European Jazz Ensemble: un ottimo jazz orchestrale

Al loro 35° compleanno in questa occasione si presentano come ottetto e Jiri Stivin, Matthias Schriefl, Alan Skidmore, Stan Sulzmann, Gerd Dudek, Rob Van Den Broeck, Ali Haurand, Clark Racy sono i musicisti che lo compongono. La European Jazz Ensemble, ha una storia molto solida e lunga e ha tenuto a battesimo jazzisti italiani importanti tra cui Fresu. Eseguono etnico, free, blues e molto jazz tradizionale. Lunedì 11, al Santa Giuliana hanno proposto un ottimo jazz orchestrale, attuale, molto contemporaneo, reso con suoni pulitissimi e che ha dimostrato da subito la forte esperienza, la lunga storia e tradizione dei musicisti. La loro musica è molto densa, poco spensierata, cerebrale. È un jazz puro il loro che porta quasi tutti gli strumenti al limite, anche troppo. Molto brava la tromba con i suoi barriti limpidissimi e interessante il flauto. Peccato abbiano pagato un po’ lo scotto di suonare come secondo gruppo dopo una performance lunga ed impegnativa come quella offerta dalla formazione di Marsalis.

Branford Marsalis Duo & Quartet: intensità e misticismo

Branford è “figlio d’arte”, il pianista Ellis Marsalis e il trombettista Wynton sono notissimi e rappresentano delle vere e proprie icone. Lunedì sera ha esordito in duo con un pianista di jazz moderno post bop tra i più accreditati sulla scena mondiale che tecnicamente non ci entusiasma ma che come partner è molto bravo e con il quale Marsalis ha inciso vari CD. Come quartetto oltre a al menzionato Joey Calderazzo, che ci ricorda vagamente Petrucciani, poi intervengono Eric Revis, Jusitin Faulkner. Realizzano un jazz attuale, melodico, legato alla tradizione, allo swing, fa emergere il blues, “discorsivo” e che trapela vivacità di inventiva.
Durante il primo brano romanticismo e modalità tonali, suoni nasali ed accenti arabeggianti o comunque esotici dell’ottone, fanno scoprire anche un pianoforte che è quasi “classico”, come tutto l’impianto del brano. La melodia pura ieri sera è entrata nel jazz. Hanno preponderato le tonalità minori, malinconiche che negli ascoltatori hanno determinato introspezione e sensazioni tra l’yiddish e lo sceneggiato neorealista francese. Il duetto iniziale con il pianoforte si chiude al ritmo di un raffinato attualizzato valzer.

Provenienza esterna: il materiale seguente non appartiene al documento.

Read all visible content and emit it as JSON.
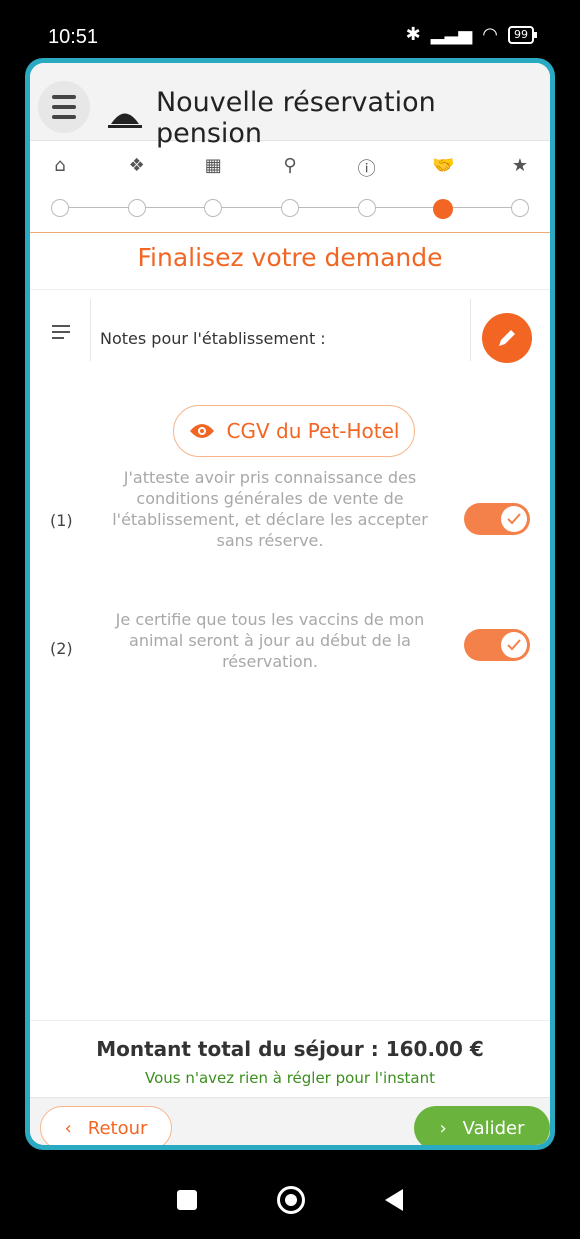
{
  "status_bar": {
    "time": "10:51",
    "battery": "99",
    "icons": [
      "bluetooth-icon",
      "signal-icon",
      "wifi-icon",
      "battery-icon"
    ]
  },
  "header": {
    "title": "Nouvelle réservation pension",
    "icon": "cloche-icon"
  },
  "stepper": {
    "steps": [
      {
        "icon": "house-icon",
        "glyph": "🏠"
      },
      {
        "icon": "paw-icon",
        "glyph": "🐾"
      },
      {
        "icon": "calendar-icon",
        "glyph": "📅"
      },
      {
        "icon": "search-icon",
        "glyph": "🔍"
      },
      {
        "icon": "info-icon",
        "glyph": "ℹ"
      },
      {
        "icon": "handshake-icon",
        "glyph": "🤝"
      },
      {
        "icon": "star-icon",
        "glyph": "★"
      }
    ],
    "active_index": 5
  },
  "main": {
    "section_title": "Finalisez votre demande",
    "notes_label": "Notes pour l'établissement :",
    "cgv_button": "CGV du Pet-Hotel",
    "conditions": [
      {
        "number": "(1)",
        "text": "J'atteste avoir pris connaissance des conditions générales de vente de l'établissement, et déclare les accepter sans réserve.",
        "checked": true
      },
      {
        "number": "(2)",
        "text": "Je certifie que tous les vaccins de mon animal seront à jour au début de la réservation.",
        "checked": true
      }
    ]
  },
  "summary": {
    "total": "Montant total du séjour : 160.00 €",
    "note": "Vous n'avez rien à régler pour l'instant"
  },
  "footer": {
    "back_label": "Retour",
    "validate_label": "Valider"
  },
  "colors": {
    "accent": "#f26522",
    "frame": "#2aa9c3",
    "success": "#6ab33c",
    "toggle": "#f5814a"
  }
}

La formazione del quartetto poi è molto affiatata, tra note precise della testiera e velocità elevatissime dell’ottone, echi anni Sessanta, qualche atonalità e cromatismo, cambi ritmici repentini perfettamente gestiti, esplode sollevando applausi.

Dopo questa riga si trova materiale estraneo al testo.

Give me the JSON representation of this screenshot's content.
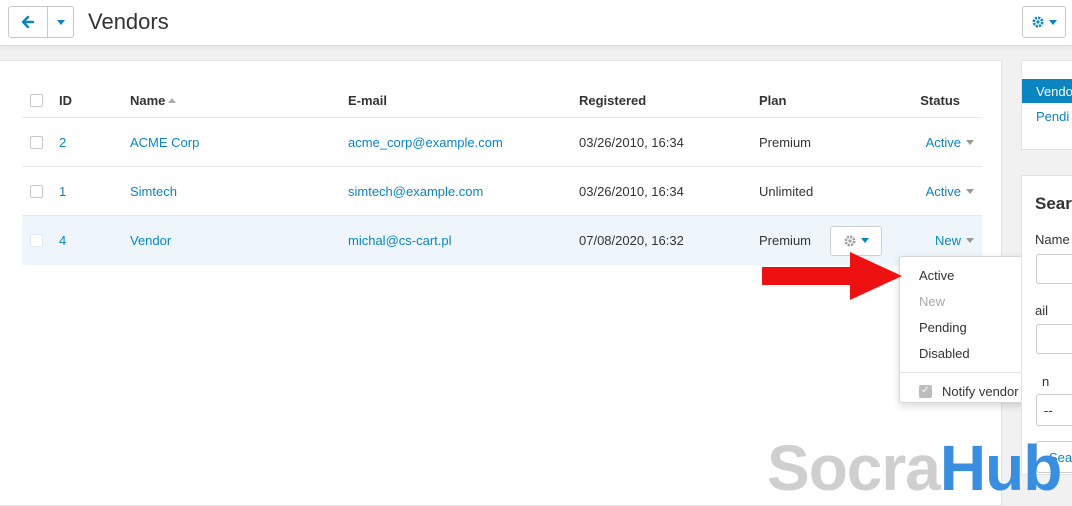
{
  "page": {
    "title": "Vendors"
  },
  "table": {
    "headers": {
      "id": "ID",
      "name": "Name",
      "email": "E-mail",
      "registered": "Registered",
      "plan": "Plan",
      "status": "Status"
    },
    "rows": [
      {
        "id": "2",
        "name": "ACME Corp",
        "email": "acme_corp@example.com",
        "registered": "03/26/2010, 16:34",
        "plan": "Premium",
        "status": "Active"
      },
      {
        "id": "1",
        "name": "Simtech",
        "email": "simtech@example.com",
        "registered": "03/26/2010, 16:34",
        "plan": "Unlimited",
        "status": "Active"
      },
      {
        "id": "4",
        "name": "Vendor",
        "email": "michal@cs-cart.pl",
        "registered": "07/08/2020, 16:32",
        "plan": "Premium",
        "status": "New"
      }
    ]
  },
  "status_menu": {
    "items": [
      "Active",
      "New",
      "Pending",
      "Disabled"
    ],
    "disabled_item": "New",
    "notify_label": "Notify vendor",
    "notify_checked": true
  },
  "sidebar": {
    "tab_active": "Vendo",
    "tab_link": "Pendi",
    "search_title": "Searc",
    "name_label": "Name",
    "field2_fragment": "ail",
    "field3_fragment": "n",
    "select_value": "--",
    "search_button": "Sea"
  },
  "watermark": {
    "part1": "Socra",
    "part2": "Hub"
  },
  "colors": {
    "accent": "#0b85c2",
    "arrow": "#ee1111",
    "row_highlight": "#eef6fb"
  }
}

Poi sonorità dolci-amare prendono piede sempre in bilico tra tonalità ed atonalità, creando dialoghi musicali, trine sonore e tematiche prive di ogni stucchevolezza. Ad un tratto, quasi senza accorgersi, transitando attraverso i meandri di una musica sussurrata, un momento di altissima musica e sensazioni. Un momento musicale mistico e senza alcun dubbio da brividi. Bis con il grande sassofonista jazz italiano Stefano Di Battista, dal carattere blues e con accenti da street parade.